The cancellation of ferry trips began at a time the company was already limiting ferry trips and the number of passengers because of the coronavirus pandemic. To cut costs and maintain the resiliency of operations, the company is only using one crew per day, Ridgway said. That limits ferry operations to a 12-hour period, with the last trip leaving from the mainland at 6:15 pm.

The ferry company currently runs nine trips per day when there are no cancellations. To maintain social distancing, capacity is reduced to 32 passengers. The company is only using one of its two boats, the 56-foot Independence, which Ridgway said has the same depth as its 52-foot ferry but is large enough to accommodate social distancing.

Doughty, the island resident who teaches at a school on the mainland, said the low-tide cancellations impact commuters leaving the island, but also commuters coming from the mainland to work on Great Chebeague Island. The island school and day care have both closed early a couple of times and will have to open late in the future because of low tides, she said.

Doughty said the impact on emergency transports is alarming and she’s grateful the Long Island rescue has been quick to help when needed.
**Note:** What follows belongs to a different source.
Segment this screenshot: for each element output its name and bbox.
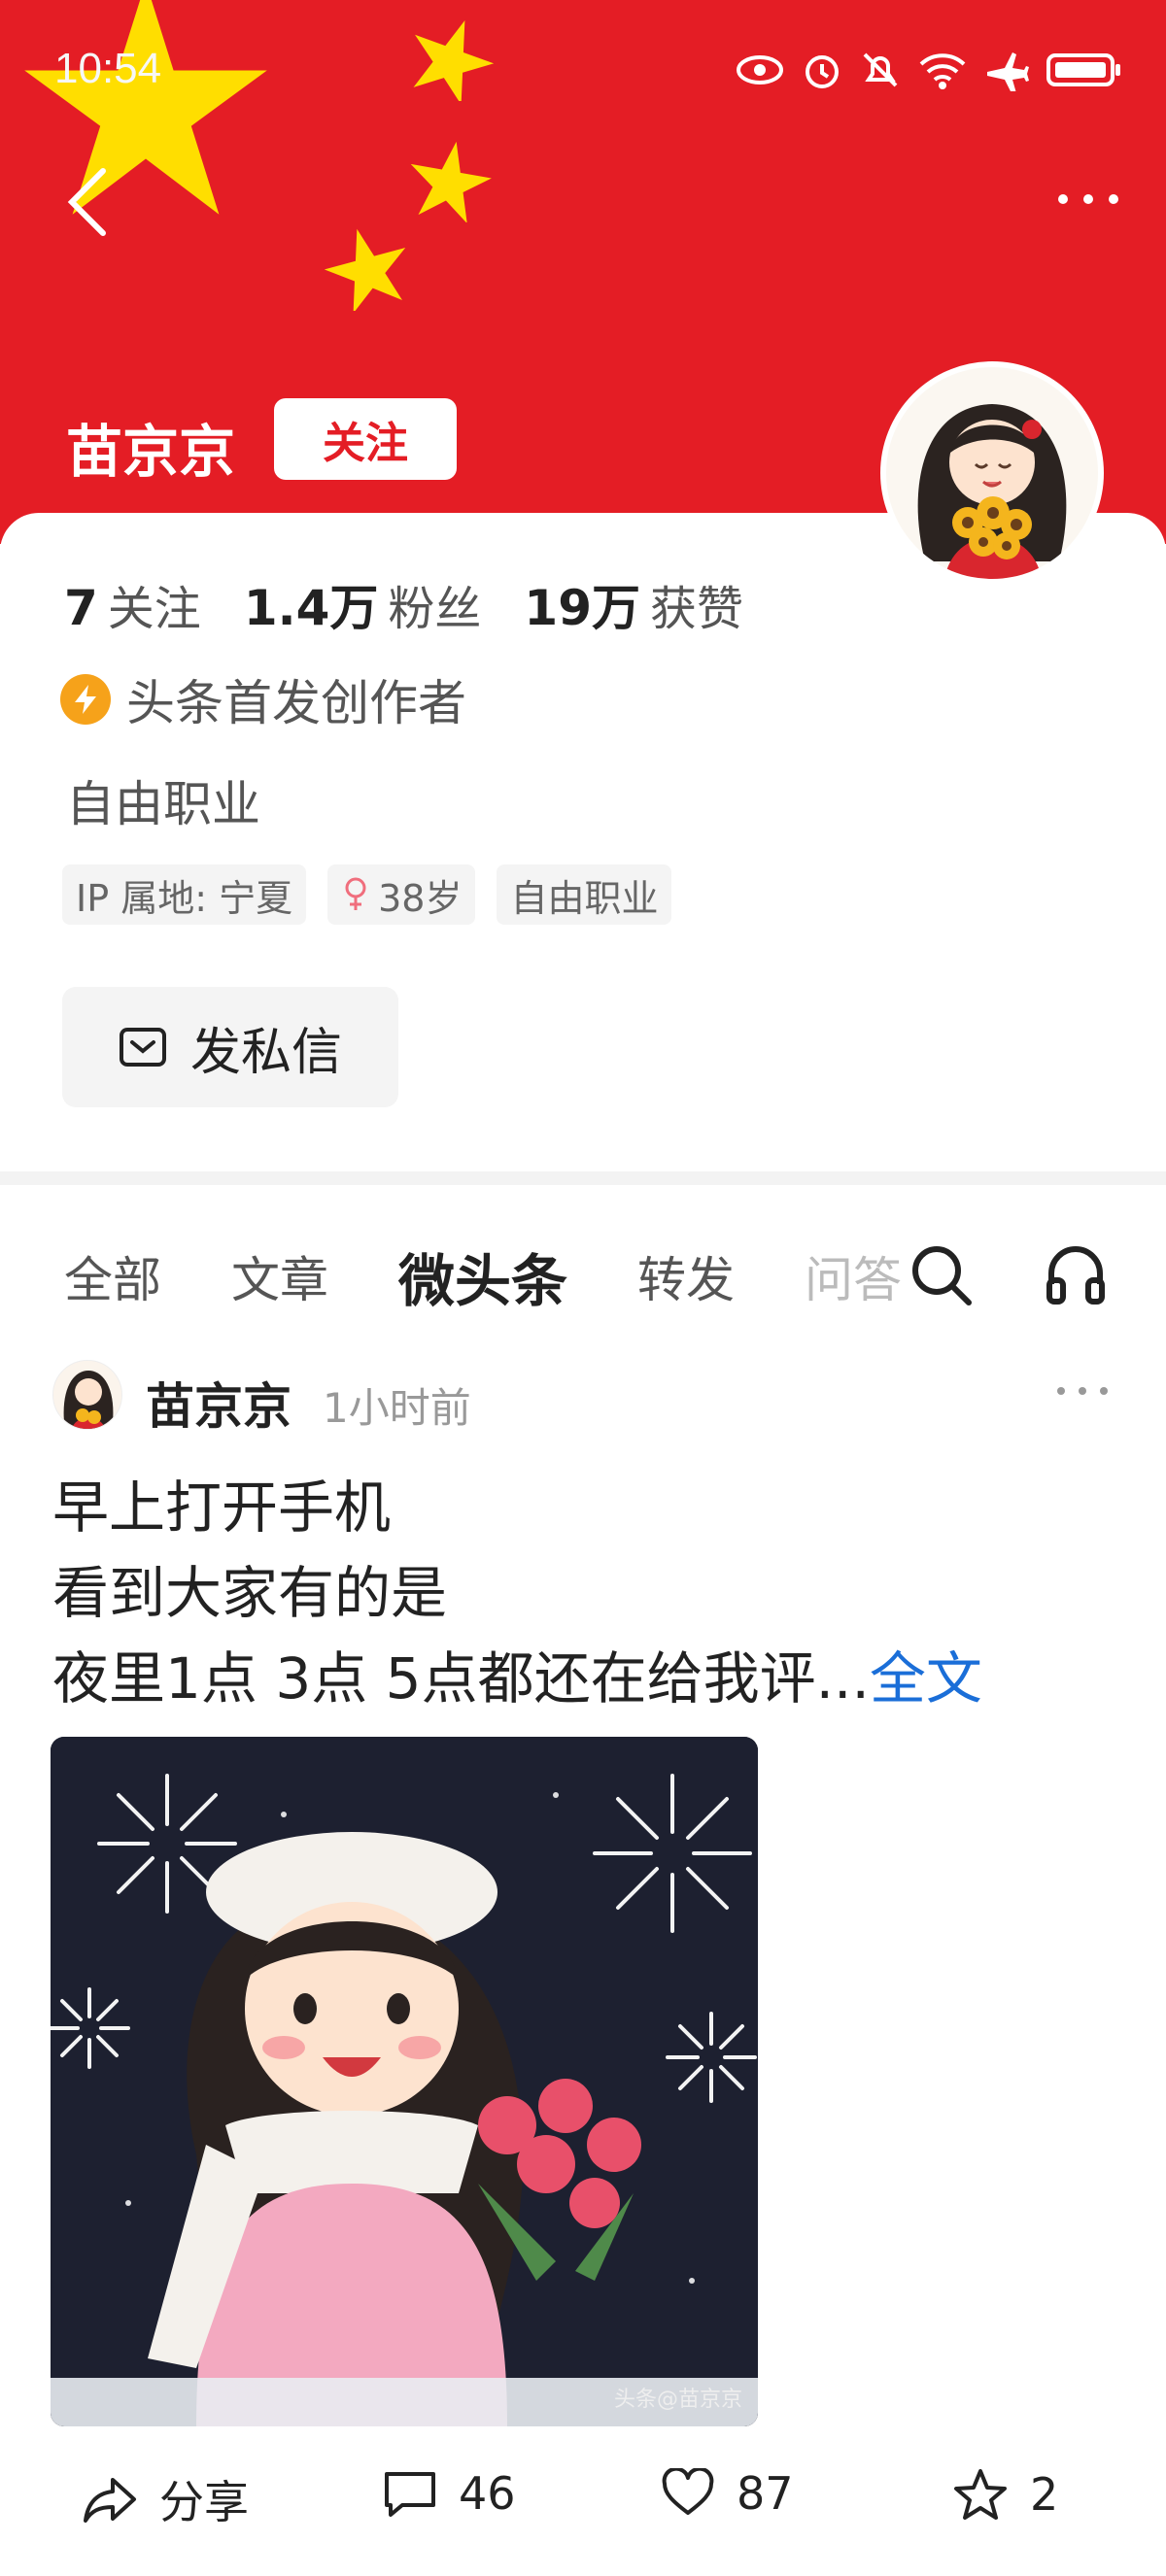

“It’s frightening that if my child needs a rescue in the middle of the night and it happens to be low tide, our rescue isn’t available,” she said. “You have to hope Long Island is available.”

At Island Commons, the seven-bed residential care facility on Great Chebeague Island, administrator Amy Rich and her management team meet every Monday to review the staffing schedule and ferry cancellations. With nine staff members who live on the mainland, they now have to strategically plan around cancellations to make sure they have enough staff on duty.

At times, staff members will come in early and work longer shifts so their co-workers can catch the ferry back to the mainland. Island Commons has also hired a water taxi, which costs $125 and is a new expense for the facility.

“The dredging project needs to happen so we can get back to a normal process,” Rich said.

Ridgway said the uncertainty around when the dredging will happen has been disheartening and there is no doubt ferry cancellations will become more frequent the longer it is delayed. He has been talking to school officials about ferry cancellations on two days in March and one day in April, which will cause students and teachers to arrive late.

“Living on an island is never convenient,” said Ridgway, who lives on the island. “It’s gotten significantly more inconvenient for people.”